Revisi setelah end
"Berhenti."
Seseorang dengan jas hitam berdiri gagah di hadapan preman itu. Tubuh tinggi, badan atletis, memakai earpiece. Earpiece adalah alat komunikasi secara rahasia yang di kenakan di telinga.
Iya mengambil hady talki, ia mendengar itu sejenak lalu mengangguk.
"Baik."
Selesai mengatakan itu, Pria berjas hitam mendongak ke arah ketiga preman. Menyapu-nyapu pelan jasnya itu sambil menjilat bibir bawahnya. Lengan jasnya di lipat memperlihatkan otot serta tato yang terpampang nyata.
"Kalian, gak cocok jadi preman. Mending kalian jadi banci aja dah biar guna diki," ejek pria berjas.
"Apa urusan dengan itu?" Si botak bertanya sambil berlagak sombong memperlihatkan otot otot buncitnya.
"Masa 3 lawan anak kecil si pak ga malu? Lihat umur pak, kalo mau, lawan gua aja," tawar Pria berjas tadi sambil mengangkat sebelah alisnya.
"Kurang ajar, kalian berdua serang dia." Si buncit bertatto memberi aba-aba.

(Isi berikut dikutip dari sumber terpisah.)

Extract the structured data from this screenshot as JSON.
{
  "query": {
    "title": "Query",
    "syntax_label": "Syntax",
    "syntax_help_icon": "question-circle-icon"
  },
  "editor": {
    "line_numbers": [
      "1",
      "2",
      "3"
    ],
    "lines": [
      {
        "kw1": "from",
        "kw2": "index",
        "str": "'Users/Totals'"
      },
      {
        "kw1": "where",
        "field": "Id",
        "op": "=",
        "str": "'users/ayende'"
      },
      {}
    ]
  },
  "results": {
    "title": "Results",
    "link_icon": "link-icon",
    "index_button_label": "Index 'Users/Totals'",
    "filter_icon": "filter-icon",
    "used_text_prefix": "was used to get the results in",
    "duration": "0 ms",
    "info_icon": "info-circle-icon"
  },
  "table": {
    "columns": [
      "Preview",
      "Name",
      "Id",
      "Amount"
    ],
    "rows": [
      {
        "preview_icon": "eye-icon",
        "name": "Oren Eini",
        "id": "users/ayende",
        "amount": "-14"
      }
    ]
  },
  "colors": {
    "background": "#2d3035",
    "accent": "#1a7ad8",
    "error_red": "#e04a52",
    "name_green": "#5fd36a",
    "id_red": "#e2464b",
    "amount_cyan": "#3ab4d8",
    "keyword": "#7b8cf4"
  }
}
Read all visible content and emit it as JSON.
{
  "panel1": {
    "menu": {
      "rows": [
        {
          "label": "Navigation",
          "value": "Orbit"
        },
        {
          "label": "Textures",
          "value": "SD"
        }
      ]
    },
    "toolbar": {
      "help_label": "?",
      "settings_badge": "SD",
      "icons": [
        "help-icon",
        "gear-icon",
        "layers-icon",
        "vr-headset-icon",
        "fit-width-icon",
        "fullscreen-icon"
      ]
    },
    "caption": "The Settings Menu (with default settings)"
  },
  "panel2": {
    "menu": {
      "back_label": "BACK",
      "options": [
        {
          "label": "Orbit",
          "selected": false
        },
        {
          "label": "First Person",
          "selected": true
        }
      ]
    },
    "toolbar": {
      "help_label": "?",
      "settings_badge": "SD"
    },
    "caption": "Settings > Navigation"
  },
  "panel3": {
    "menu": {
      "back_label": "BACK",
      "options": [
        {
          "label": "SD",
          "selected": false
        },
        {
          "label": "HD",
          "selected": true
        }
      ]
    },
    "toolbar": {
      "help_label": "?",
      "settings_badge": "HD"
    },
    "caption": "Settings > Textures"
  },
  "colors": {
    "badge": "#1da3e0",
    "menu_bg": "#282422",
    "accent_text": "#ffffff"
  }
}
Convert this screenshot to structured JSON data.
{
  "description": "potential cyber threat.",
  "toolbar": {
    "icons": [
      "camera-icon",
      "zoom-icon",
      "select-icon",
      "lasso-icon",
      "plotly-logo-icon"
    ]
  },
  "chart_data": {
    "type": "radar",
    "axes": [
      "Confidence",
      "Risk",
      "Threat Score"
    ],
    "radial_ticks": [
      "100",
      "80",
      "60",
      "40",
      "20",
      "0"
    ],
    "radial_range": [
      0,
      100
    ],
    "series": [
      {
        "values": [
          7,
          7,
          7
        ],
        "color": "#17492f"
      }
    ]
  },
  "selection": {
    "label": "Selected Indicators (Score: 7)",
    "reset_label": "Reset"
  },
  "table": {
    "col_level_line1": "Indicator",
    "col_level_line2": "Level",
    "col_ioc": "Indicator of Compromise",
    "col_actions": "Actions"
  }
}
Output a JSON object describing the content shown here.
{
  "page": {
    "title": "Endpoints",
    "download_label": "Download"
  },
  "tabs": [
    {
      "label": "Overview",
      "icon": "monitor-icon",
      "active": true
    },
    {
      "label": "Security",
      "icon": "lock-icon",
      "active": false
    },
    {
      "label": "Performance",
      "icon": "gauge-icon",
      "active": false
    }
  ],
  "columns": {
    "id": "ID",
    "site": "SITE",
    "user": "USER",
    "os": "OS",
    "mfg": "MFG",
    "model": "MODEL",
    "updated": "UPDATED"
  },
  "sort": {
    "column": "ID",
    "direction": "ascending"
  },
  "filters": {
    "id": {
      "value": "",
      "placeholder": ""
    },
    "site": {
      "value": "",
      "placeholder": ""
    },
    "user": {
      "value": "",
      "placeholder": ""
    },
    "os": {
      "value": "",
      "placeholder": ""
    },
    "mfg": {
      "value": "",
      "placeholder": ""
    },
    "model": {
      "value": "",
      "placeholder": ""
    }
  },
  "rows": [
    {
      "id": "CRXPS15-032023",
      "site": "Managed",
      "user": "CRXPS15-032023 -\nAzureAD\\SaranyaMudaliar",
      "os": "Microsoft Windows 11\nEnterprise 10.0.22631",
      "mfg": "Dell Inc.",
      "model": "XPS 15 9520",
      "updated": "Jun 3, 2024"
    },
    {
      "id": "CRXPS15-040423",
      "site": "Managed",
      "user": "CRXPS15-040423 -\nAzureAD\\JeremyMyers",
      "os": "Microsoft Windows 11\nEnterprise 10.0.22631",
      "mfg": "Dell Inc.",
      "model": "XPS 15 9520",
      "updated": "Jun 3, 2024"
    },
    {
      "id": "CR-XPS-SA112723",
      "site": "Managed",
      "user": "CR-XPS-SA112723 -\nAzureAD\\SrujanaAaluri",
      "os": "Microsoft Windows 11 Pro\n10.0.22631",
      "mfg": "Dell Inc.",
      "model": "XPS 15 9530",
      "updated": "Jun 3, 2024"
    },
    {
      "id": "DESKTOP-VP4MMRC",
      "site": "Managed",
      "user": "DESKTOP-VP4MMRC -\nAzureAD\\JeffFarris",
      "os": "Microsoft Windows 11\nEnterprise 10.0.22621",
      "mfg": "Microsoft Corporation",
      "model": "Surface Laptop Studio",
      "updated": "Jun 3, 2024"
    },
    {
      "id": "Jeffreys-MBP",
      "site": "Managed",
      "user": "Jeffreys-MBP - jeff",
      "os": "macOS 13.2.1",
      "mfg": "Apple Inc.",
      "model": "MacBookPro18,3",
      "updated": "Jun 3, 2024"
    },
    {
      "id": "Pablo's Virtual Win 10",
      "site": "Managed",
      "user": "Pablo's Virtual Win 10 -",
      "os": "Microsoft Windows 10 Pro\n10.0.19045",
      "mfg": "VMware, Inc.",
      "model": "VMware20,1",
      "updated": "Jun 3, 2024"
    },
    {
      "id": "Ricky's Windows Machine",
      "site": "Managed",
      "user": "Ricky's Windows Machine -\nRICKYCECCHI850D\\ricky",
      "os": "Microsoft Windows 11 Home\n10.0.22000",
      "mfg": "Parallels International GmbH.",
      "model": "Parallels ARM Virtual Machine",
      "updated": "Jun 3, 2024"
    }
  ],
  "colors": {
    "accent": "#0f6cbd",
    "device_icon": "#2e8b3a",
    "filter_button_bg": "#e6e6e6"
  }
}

"Cih, cuman lawan 2 orang Kroco," ucapnya lalu menghindari dari serangan dua Kroco.
Pria berjas itu menangkap lengan si kurus, lalu menguncinya. Lengannya di lipat ke belakang lalu di tekan di ke atas. Si kurus berteriak keras menerima rasa sakit seperti tangannya ingin patah.
"Bro tolongin woy," si kurus menggeliat mencoba melepaskan cengkraman Pria berjas, tapi itu akan membuat dirinya sendiri sakit.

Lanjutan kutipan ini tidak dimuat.